Fr. Rutler: Stalin, Mao, and The Young Enemies of Statues
Stalin, killer of at least 20 million people, said “A single death is a tragedy; a million deaths is a statistic.” In mid-nineteenth-century China, the civil war known as the Taiping Rebellion cost upwards of 30 million lives.
The feast of Saint Augustine Zhao Rong and his 119 companions, on July 9, is a reminder that the persecution of Christian missionaries and native Chinese, begun in the mid-17th century, continues into our time. Augustine had been a soldier assigned as a prison guard for the French missionary bishop, Louis Gabriel Dufresse, whose martyrdom in Chengdu moved Augustine to request baptism, after which he became a priest and was tortured and killed in 1815. Later, in the Boxer Rebellion, 30,000 Christians would be slaughtered.
There are magnificent witnesses in China today, among whose champions is Cardinal Zen, indomitable at the age of eighty-eight. The insouciance with which some timorous Western ecclesiastics have cast a blind eye to the persecution of the Catholics in China, will be remembered as a dark blot on the history of our time.
Mao killed at least 40 million. His “Cultural Revolution,” which executed upwards of 3 million, excited mobs of youths as agents of government repression. Monuments of ancient culture were destroyed. These included nearly 7,000 priceless works of art in the Temple of Confucius alone as part of the frenzied attack on the Four Olds: Old Customs, Old Habits, Old Culture, and Old Ideas.

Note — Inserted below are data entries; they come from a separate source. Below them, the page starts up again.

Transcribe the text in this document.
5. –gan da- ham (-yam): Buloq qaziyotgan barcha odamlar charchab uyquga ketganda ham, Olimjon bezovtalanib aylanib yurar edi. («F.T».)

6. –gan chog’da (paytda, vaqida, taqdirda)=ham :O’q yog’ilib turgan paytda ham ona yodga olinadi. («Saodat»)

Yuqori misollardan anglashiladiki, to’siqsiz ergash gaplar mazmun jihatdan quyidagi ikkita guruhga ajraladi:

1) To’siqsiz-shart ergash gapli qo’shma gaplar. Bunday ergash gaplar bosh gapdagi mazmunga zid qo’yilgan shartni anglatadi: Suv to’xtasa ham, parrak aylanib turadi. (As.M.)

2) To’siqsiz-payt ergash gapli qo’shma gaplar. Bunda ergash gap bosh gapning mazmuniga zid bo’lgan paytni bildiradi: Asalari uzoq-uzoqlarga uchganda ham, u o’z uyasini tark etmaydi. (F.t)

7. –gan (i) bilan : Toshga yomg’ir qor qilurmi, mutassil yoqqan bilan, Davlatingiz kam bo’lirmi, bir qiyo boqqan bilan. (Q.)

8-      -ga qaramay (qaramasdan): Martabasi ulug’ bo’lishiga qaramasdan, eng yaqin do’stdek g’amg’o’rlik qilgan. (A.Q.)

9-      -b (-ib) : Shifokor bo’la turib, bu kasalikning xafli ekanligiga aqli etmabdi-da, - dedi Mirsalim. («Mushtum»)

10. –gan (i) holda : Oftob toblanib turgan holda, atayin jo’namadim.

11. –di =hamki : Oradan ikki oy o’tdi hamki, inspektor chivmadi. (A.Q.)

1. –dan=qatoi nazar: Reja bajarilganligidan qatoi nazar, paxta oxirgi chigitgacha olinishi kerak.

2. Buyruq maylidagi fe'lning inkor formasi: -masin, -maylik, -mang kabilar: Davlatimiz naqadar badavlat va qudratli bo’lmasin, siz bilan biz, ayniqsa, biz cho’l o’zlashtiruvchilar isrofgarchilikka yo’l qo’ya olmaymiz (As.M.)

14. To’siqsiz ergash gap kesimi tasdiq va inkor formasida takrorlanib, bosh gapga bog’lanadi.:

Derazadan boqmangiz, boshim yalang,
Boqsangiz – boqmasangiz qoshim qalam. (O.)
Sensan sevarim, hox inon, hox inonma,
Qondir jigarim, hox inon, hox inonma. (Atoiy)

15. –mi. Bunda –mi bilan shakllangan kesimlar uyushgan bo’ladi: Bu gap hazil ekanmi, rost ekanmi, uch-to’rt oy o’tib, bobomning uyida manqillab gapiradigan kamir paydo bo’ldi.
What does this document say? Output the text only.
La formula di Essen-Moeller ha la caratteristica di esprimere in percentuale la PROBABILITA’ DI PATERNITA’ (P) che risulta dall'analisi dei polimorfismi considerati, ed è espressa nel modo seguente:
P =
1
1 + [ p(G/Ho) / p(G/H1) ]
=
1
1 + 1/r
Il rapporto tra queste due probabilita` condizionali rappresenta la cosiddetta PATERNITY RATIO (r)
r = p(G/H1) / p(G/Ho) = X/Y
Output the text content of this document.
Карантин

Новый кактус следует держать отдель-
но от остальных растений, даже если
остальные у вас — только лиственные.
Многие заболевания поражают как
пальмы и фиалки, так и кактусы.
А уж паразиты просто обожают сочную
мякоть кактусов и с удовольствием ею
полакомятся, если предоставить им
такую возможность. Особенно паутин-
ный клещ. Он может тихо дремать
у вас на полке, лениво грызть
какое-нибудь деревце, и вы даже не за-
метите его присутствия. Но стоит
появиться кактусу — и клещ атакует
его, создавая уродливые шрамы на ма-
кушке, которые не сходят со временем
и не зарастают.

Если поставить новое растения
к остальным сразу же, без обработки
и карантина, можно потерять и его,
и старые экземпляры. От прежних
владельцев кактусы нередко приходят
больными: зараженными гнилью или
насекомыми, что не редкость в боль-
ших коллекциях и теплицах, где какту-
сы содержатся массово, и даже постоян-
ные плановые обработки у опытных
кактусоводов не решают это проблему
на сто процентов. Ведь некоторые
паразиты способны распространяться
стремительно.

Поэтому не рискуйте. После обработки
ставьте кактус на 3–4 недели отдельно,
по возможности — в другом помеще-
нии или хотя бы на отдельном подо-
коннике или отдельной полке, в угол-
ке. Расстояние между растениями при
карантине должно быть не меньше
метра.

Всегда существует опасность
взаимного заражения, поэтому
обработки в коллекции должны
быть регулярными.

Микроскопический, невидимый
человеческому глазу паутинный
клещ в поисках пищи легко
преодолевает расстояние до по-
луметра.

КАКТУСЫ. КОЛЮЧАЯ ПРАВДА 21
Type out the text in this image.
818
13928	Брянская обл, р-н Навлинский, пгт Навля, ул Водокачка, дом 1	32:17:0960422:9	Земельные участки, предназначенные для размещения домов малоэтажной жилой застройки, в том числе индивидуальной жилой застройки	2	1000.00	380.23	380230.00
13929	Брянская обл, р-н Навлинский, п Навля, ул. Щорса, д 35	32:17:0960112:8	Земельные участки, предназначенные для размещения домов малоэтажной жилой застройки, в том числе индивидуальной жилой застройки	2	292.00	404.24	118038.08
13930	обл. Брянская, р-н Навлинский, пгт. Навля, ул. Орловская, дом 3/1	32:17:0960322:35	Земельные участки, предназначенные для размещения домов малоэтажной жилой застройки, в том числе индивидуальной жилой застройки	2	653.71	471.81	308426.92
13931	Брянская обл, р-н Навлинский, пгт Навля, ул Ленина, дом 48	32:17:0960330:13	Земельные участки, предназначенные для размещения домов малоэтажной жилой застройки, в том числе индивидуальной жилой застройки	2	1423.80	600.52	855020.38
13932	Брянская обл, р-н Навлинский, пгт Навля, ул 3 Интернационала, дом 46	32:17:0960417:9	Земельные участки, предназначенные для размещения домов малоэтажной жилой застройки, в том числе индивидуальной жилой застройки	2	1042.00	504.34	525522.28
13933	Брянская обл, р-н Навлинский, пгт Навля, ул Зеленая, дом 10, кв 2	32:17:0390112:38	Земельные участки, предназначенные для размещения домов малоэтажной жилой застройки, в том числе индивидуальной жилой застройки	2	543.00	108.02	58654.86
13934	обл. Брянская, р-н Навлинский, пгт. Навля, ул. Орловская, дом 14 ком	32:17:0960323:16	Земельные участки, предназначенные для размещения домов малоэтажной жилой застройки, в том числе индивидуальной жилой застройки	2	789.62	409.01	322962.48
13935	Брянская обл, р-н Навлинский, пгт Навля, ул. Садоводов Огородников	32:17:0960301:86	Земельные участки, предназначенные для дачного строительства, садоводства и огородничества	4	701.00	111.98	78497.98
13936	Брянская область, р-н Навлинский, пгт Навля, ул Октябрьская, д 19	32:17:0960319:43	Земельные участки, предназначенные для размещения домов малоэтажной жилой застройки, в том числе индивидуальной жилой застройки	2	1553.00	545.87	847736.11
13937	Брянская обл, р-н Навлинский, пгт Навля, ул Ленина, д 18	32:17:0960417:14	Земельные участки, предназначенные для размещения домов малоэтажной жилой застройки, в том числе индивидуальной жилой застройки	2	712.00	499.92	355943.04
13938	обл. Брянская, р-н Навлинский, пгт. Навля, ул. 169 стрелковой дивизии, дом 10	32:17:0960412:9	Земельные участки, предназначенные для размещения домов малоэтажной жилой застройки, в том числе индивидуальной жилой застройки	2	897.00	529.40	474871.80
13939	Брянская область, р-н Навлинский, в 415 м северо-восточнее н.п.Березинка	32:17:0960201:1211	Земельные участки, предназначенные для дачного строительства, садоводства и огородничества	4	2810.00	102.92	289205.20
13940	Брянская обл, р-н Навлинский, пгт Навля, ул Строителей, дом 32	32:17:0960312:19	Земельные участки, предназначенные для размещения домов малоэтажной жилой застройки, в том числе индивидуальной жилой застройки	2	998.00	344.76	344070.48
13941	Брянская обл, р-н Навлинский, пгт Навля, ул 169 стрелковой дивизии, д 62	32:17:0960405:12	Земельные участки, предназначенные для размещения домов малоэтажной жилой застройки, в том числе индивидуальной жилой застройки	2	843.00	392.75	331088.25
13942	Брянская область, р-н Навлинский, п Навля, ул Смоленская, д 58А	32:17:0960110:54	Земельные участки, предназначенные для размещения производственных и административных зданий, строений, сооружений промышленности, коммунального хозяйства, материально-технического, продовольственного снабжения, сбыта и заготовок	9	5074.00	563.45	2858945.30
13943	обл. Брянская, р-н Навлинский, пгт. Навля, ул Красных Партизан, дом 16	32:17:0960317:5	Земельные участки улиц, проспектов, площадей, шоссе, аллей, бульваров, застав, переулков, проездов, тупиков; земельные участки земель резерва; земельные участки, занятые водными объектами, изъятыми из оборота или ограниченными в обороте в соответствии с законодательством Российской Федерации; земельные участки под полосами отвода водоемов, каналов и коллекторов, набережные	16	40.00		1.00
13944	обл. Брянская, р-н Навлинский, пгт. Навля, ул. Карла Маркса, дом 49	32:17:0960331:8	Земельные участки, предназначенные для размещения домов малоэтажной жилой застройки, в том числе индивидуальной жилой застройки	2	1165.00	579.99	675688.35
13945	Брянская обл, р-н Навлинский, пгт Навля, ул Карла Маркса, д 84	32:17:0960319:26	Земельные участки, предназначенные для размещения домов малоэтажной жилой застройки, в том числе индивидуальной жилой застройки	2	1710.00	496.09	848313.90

In our own country, the debutantish radicalism of hysterical youths whose misguided idealism makes a venomous brew when mixed with poor education, is exploited by more sinister strategists. James Madison described such mobs as: “united and actuated by some common impulse of passion, or of interest, adverse to the rights of other citizens, or to the permanent and aggregate interests of the community.”
Young people eager to condemn the immorality of forebears, while exulting in their own undisciplined lives, recently pulled down a statue of Saint Junípero Serra. It evoked the attack on the Franciscan mission in Alta California on November 4, 1775, when 600 native warriors pierced the friar Father Luis Jayme with eighteen arrows as he called to them: “Love God, my children!”
Staff Sergeant David Bellavia, the one Iraqi combatant to receive the Medal of Honor, has said that our universities are turning out “Peter Pan” adolescents who would profit better if they joined the Army where they would be taught how to be men and women.
After the destruction of the statue of Saint Junípero Serra, the wise Archbishop of San Francisco did not engage in polemics. He simply went to the site of the vandalism and said the exorcism prayer of Saint Michael. “For we wrestle not against flesh and blood, but against principalities, against powers, against the rulers of the darkness of this world, against spiritual wickedness in high places” (Ephesians 6:12).